Over the past week, if you have an iPhone, you are likely to have received this message:
It is an iMessage advertising an online casino in Macau.
Your immediate questions might be:
“Where did they get my number?”
“Is it Thai Chana?”
For those who have received this message multiple times, the question might also be:
“How do I stop this?”
Don’t blame Thai Chana
Many of us would immediately point the finger at Thai Chana. After all, we just gave it our phone numbers. It had plenty of issues when it was launched. It’s a contact tracing platform that belongs to, you know, the government.
However, people who have never registered on Thai Chana are reporting that they too have been invited onto the online casino website.
So what gives? Who’s responsible?
Blame Apple (and of course, the spammers)
You know who isn’t getting these messages? People who don’t use iPhones.
This is not a new problem. In fact, spam on iMessage dated back to 2012 when Apple allowed computer users operating on Mac OS to send iMessages to iPhones.
With this functionality, spammers can write an AppleScript code in their Mac machines and send iMessage to anyone, providing that they have the recipient’s email address or phone number.
They only need an email address to sign up to iMessage, which they can use “bots” to easily create thousands of addresses. Or worse, they use hacked accounts of real users to do their dirty work.
The email addresses are then used to send spam messages to countless numbers of iMessage users. If the email address is marked as spam and taken down? No problem, just use a new one.
This has been nearly a decade-long issue, yet Apple still hasn’t done much to regulate iMessages.
Apple Thailand’s response to Beartai, a media platform on tech, about the matter is plainly, “send us an email and we’ll look into it.”
That answer doesn’t really put us at ease, does it?
Still, how did the spammers get my number?
It’s likely that they don’t actually have your number at all.
The wide range of iPhone users receiving the messages indicates that the spammers perhaps randomly generate phone numbers located in Thailand, based on the country code (66).
When a Mac user enters a phone number they want to send an iMessage to, the system can verify whether that number has iMessage enabled or not.
Using this method, spammers may compile a lot of phone numbers to be spammed quickly, thanks again to the bots.
So a bit of good news for us, our numbers probably aren’t stolen. We are just unlucky victims of an online casino website that thinks sending junk messages to promote themselves is a good idea.
How do I stop this?
Since iMessage is a product unrelated to cellular service and the spam is likely from China, mobile operators and the government can’t do much to help with this.
We’re pretty much on our own here. But fear not, there are a few steps you can do that may help to alleviate the problem:
- Don’t open spam messages, ever
The message may have a “read receipt” activated. It means they would know if you have opened and read the message. Doing so would potentially flag you as an active user, and the spammers will send you even more spam.
You may be tempted to report the message as junk, but that may require reading the conversation first. Again, don’t open it.
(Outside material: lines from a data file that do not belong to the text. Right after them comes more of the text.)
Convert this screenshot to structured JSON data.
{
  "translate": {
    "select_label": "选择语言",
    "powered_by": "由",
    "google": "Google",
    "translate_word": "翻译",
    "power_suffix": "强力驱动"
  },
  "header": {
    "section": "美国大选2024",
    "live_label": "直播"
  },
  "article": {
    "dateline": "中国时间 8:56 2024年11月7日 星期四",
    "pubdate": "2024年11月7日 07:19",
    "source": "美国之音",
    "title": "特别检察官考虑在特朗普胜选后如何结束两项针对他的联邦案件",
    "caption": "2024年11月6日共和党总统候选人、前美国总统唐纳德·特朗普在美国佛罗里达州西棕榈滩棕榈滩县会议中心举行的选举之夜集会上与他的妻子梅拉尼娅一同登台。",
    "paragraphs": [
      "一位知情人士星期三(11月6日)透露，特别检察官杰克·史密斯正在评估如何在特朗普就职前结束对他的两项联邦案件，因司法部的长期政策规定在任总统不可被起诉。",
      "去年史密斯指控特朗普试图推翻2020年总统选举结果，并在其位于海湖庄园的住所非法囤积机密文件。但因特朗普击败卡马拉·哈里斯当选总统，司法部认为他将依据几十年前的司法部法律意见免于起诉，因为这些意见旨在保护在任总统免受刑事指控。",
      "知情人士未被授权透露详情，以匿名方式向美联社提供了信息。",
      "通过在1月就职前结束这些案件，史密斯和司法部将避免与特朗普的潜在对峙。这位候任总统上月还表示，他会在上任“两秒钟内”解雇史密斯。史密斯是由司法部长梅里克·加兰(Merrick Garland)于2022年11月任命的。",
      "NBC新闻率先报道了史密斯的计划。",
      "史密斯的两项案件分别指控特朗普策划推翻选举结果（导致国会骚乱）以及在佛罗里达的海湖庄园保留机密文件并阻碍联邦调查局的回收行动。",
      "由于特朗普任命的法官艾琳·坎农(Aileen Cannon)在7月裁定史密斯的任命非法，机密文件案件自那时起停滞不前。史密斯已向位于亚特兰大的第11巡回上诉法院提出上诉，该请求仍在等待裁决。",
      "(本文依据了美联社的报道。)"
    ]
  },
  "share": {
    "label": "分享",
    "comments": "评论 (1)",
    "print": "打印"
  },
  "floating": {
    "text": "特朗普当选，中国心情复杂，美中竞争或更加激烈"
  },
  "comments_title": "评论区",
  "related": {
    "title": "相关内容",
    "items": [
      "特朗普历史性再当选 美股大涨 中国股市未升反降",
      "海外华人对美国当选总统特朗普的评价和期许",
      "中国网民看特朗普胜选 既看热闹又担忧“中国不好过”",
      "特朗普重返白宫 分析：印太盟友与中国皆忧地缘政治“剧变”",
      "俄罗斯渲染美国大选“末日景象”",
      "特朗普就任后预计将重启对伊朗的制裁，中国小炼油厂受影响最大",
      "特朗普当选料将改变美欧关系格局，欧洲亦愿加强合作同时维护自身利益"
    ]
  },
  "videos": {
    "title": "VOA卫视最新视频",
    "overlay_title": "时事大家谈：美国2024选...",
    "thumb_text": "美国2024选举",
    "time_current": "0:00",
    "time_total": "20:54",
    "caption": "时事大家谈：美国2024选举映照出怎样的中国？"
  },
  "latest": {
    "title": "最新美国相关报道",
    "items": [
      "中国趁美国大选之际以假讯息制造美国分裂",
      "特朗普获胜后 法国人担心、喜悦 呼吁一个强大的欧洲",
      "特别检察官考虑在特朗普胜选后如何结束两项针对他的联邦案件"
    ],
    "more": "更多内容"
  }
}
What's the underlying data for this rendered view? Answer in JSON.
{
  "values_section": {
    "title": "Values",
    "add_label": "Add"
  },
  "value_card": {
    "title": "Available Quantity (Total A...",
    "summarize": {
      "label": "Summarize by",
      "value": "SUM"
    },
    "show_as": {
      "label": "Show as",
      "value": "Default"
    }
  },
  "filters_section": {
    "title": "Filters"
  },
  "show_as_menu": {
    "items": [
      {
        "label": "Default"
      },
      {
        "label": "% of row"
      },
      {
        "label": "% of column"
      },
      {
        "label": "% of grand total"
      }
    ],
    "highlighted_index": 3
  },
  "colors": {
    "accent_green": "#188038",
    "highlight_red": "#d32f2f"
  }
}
Block and delete instead.
- Filter iMessages from unknown sender
This is from Apple’s official guidance when encountering spam.
Go to Settings > Messages then turn on “Filter Unknown Senders.”
Doing this does not prevent spammers from spamming, but it diverts these messages to an “Unknown Sender” inbox and will not ping a notification.
The problem is that it would also redirect messages from genuine senders who are not in your contact list. So you may have to check your inbox from time to time and diligently add new contacts to your phone.
- Remove your phone number from iMessage
If the previous option is not convenient for you, consider removing your phone number from iMessage and use an email address instead.
Go to Settings > Messages > Send and Receive then select “Use your Apple ID for iMessage” and uncheck your phone number from “You can receive iMessages to and reply from.”
- Get off iMessage for a while and wait it out
If all of the above doesn’t work for you, you may need to consider disabling iMessage temporarily and use an alternative service like WhatsApp or Line in the meantime.
You may disable iMessage by going to Settings > Messages and turn off iMessage.
Eventually, that casino is either going to run out of their “marketing” budget, or lose interest in continuing to spam you.